AI Trends and IP Law: Insights from 2025

2025 AI Intellectual Property Year in Review: Analysis & Trends

This year, intellectual property (IP) law and policy directly addressed the realities of generative artificial intelligence (AI). With a new director at the helm, the U.S. Patent and Trademark Office (USPTO) issued new guidance for AI-assisted inventions.

Litigation Developments

On the litigation side, the Federal Circuit issued its first Alice analysis for machine learning patents in Recentive Analytics, Inc. v. Fox Corp., 2023-2437, addressing subject matter eligibility under § 101. Several federal district courts also weighed in on fair use in the context of training generative AI.

AI’s Impact on Industries

AI is reshaping industries, including life sciences, with the FDA issuing draft guidance for AI use in medical devices, drugs, and biologics. Globally, the European Union implemented the world’s first comprehensive legal framework for AI through the Artificial Intelligence Act, setting enforceable requirements that affect how AI systems are developed, deployed, and licensed.

Other major jurisdictions, including the United States, China, and Brazil, are advancing parallel AI governance regimes that rely heavily on deployment and procurement controls, increasingly shaping technical design choices around auditability, traceability, provenance, and safety.

Legal Firms and AI Technology

We also saw law firms innovate and leverage AI technology in IP practice. In March 2025, Sterne Kessler introduced Patent Assist AI, a proprietary tool designed to streamline patent specification drafting.

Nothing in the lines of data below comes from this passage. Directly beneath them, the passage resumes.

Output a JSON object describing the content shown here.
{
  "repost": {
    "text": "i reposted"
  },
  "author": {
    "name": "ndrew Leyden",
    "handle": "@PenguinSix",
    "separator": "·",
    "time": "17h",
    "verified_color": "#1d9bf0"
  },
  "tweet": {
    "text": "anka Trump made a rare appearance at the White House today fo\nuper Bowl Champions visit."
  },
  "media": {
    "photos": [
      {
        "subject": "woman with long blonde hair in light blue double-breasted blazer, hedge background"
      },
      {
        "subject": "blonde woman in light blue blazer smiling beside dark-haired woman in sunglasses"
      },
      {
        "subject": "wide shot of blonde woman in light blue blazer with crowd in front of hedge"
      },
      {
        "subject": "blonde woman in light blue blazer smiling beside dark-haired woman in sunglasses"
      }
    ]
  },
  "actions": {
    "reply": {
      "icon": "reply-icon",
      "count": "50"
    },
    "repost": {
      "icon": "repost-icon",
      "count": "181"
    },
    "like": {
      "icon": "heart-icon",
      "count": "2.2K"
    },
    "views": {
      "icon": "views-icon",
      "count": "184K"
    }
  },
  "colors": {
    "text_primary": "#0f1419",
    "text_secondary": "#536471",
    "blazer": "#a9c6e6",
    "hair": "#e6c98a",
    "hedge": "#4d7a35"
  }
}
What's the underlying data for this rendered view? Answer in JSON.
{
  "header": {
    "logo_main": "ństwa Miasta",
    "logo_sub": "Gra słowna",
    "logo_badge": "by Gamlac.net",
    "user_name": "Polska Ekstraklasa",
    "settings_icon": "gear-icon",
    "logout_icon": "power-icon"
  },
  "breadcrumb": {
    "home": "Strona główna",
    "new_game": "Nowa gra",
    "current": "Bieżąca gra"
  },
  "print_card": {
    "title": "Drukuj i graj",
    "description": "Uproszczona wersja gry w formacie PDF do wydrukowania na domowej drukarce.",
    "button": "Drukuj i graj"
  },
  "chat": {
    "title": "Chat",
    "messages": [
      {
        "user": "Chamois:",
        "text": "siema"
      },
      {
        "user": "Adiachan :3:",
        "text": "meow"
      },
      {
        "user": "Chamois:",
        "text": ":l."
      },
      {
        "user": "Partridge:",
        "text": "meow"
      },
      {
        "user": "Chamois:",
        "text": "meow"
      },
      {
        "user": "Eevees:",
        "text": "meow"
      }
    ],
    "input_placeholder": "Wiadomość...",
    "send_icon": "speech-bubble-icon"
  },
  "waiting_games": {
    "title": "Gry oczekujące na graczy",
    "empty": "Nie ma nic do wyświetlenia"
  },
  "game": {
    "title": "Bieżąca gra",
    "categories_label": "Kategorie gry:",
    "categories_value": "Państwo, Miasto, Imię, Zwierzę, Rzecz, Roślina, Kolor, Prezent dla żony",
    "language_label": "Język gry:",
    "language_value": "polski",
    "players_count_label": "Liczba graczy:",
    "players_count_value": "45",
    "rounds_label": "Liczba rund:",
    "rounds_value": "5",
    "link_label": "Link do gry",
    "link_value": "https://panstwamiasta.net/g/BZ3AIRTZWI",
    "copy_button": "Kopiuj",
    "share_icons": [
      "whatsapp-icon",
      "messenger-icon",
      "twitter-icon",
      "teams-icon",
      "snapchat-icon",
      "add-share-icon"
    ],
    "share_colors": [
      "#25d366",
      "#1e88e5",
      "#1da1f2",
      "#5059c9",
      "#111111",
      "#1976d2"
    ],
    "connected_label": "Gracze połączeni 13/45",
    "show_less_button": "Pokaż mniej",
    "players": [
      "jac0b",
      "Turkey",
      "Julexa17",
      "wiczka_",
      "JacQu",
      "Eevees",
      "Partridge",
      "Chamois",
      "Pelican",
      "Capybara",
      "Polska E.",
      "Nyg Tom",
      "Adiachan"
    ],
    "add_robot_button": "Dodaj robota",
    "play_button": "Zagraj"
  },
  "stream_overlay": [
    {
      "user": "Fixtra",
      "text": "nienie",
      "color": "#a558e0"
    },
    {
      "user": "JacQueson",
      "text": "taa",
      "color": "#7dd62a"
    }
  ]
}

Additionally, Sterne Kessler launched its internal R&D team, Sterne Kessler Labs, responsible for building, testing, and integrating AI technology into IP practice.

Regulatory Updates

FDA Guidance for AI in Medical Devices

In January 2025, the U.S. Food and Drug Administration (FDA) issued two draft guidance documents discussing:

  • The use of AI to produce information supporting regulatory decisions regarding the safety, effectiveness, or quality of drugs and biological products.
  • The development and marketing of safe and effective AI-enabled devices.

The draft guidance emphasizes maintaining AI credibility throughout a product’s lifecycle, addressing challenges such as dataset bias, model opacity, output accuracy verification, and performance drift.

EU Artificial Intelligence Act

The EU Artificial Intelligence Act—the world’s first comprehensive regulatory framework for AI—will reshape how companies build, document, and protect innovations deployed in Europe. The Act’s major compliance obligations will phase in through 2026 and 2027, expanding the scope of technical information companies must disclose to regulators.

High-risk AI systems must undergo a conformity assessment before entering the EU market, requiring detailed technical documentation covering system architecture, datasets, testing methodologies, and more.

IP Considerations

Disclosure Risks

Regulatory disclosures may become prior art, and technical submissions must be sequenced to avoid pre-filing exposure of inventive concepts. The Act creates new disclosure risks that can threaten novelty and patent enforceability.

Best Practices for Practitioners and IP Owners

  • Align patent filings with regulatory timelines; file before submitting documentation.
  • Use mixed protection strategies: patent where disclosure is unavoidable; maintain trade secrets only where confidentiality can be preserved.
  • Conduct portfolio audits to identify assets intersecting with EU AI Act compliance obligations.

The landscape of AI regulation is evolving rapidly, and businesses must adapt to remain compliant while protecting their innovations.